Der nationale Ethikrat hat in einer am 13. September 2022 veröffentlichten Erklärung empfohlen, die aktive Sterbehilfe zu erlauben, allerdings "unter bestimmten strengen Bedingungen". Eine Neuregelung des Gesetzes zum Lebensende müsse untrennbar mit einer Verstärkung der Palliativmedizin verbunden werden und bestimmten ethischen Kriterien folgen. Diese Möglichkeit sollte nach Ansicht des Nationalen Ethikrats volljährigen Personen offenstehen, die an einer schweren, unheilbaren Krankheit leiden, die therapieresistente physische oder psychische Leiden hervorruft und mittelfristig zum Tod führt. Der Wunsch nach aktiver Sterbehilfe müsse von einer Person ausgesprochen werden, die über ihre autonome Entscheidungsfähigkeit verfüge und die ihren Wunsch informiert und wiederholt ausspreche.

Der Ethikrat sieht aber auch eine Ungleichheit, wenn diejenigen, die physisch zu diesen Bedingungen nicht in der Lage seien, aus dem Geltungsbereich des Gesetzes fielen: „Der Rat überlässt es dem Gesetzgeber, die geeignetste Vorgehensweise zur Regelung dieser Situationen zu bestimmen, wenn er sich dieses Themas annimmt“, heißt es wörtlich in der Erklärung. Acht Mitglieder des Ethikrats haben einen Vorbehalt zur Stellungnahme des Gremiums geäußert.

Bürgerrat auf Jersey für Sterbehilfe

Auf der britischen Kanalinsel Jersey hatte ein Bürgerrat im Frühjahr 2021 mit großer Mehrheit für eine Änderung des Gesetzes zur Sterbehilfe gestimmt. 78,3 Prozent der Bürgerrat-Teilnehmer votierten dafür, dass Sterbehilfe für Erwachsene unter bestimmten Bedingungen erlaubt werden sollte. Dabei sollen allerdings strenge Regeln eingehalten werden. Eine Mehrheit von 69,6 Prozent war auch der Meinung, dass die Sterbehilfe auch für Menschen mit einer unheilbaren Krankheit oder unerträglichem Leiden verfügbar sein sollte. 22 Prozent vertraten die Meinung, dass diese Möglichkeit auf unheilbar Kranke beschränkt werden sollte.

Am 24. November 2021 hatte das Insel-Parlament die Legalisierung der Sterbehilfe grundsätzlich gebilligt. 2022 soll eine weitere Debatte über das Verfahren und Sicherheitsregeln stattfinden.
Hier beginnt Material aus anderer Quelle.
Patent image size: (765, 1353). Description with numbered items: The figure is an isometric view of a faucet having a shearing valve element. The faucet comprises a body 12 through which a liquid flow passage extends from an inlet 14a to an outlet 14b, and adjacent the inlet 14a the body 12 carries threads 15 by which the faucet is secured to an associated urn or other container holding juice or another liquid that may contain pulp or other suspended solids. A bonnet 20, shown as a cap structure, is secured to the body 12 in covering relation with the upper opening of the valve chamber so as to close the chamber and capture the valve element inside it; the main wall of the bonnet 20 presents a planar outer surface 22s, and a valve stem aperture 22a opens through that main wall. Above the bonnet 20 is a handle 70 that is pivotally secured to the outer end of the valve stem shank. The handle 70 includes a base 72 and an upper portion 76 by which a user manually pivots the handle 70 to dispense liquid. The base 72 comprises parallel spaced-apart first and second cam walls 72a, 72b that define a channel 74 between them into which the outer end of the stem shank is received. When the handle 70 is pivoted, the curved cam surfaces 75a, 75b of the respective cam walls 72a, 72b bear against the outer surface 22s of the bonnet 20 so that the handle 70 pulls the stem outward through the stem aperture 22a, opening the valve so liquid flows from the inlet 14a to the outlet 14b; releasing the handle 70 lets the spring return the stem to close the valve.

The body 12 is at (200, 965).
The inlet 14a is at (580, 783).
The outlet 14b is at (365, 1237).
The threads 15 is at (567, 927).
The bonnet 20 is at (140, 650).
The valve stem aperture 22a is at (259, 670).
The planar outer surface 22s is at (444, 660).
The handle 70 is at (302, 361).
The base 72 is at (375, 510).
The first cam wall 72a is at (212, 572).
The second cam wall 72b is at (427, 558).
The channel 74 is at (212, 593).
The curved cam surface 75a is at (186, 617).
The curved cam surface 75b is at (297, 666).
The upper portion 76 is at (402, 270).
Wenn diese Vorschläge unterstützt werden, könnte 2023 über einen Gesetzesentwurf diskutiert und abgestimmt werden.

Zweiter nationaler Bürgerrat in Frankreich

Der Bürgerrat zur Sterbehilfe in Frankreich wäre die zweite nationale Losversammlung des Landes. Im Juni 2020 hatte ein ebenfalls von Präsident Macron einberufener 150-köpfiger Klima-Bürgerrat 149 Empfehlungen beschlossen. Diese beinhalteten in einem 500seitigen Bürgergutachten weitreichende Vorschläge für Wirtschaft, Verkehr, Wohnen, Handel und Ernährung. Mit den vorgeschlagenen Maßnahmen sollte der CO2-Ausstoß des Landes bis 2030 um 40 Prozent reduziert werden. Kritiker hatten bzgl. der Umsetzung der Empfehlungen moniert, dass nicht einmal zehn Prozent der Vorschläge des Bürgerrates umgesetzt würden.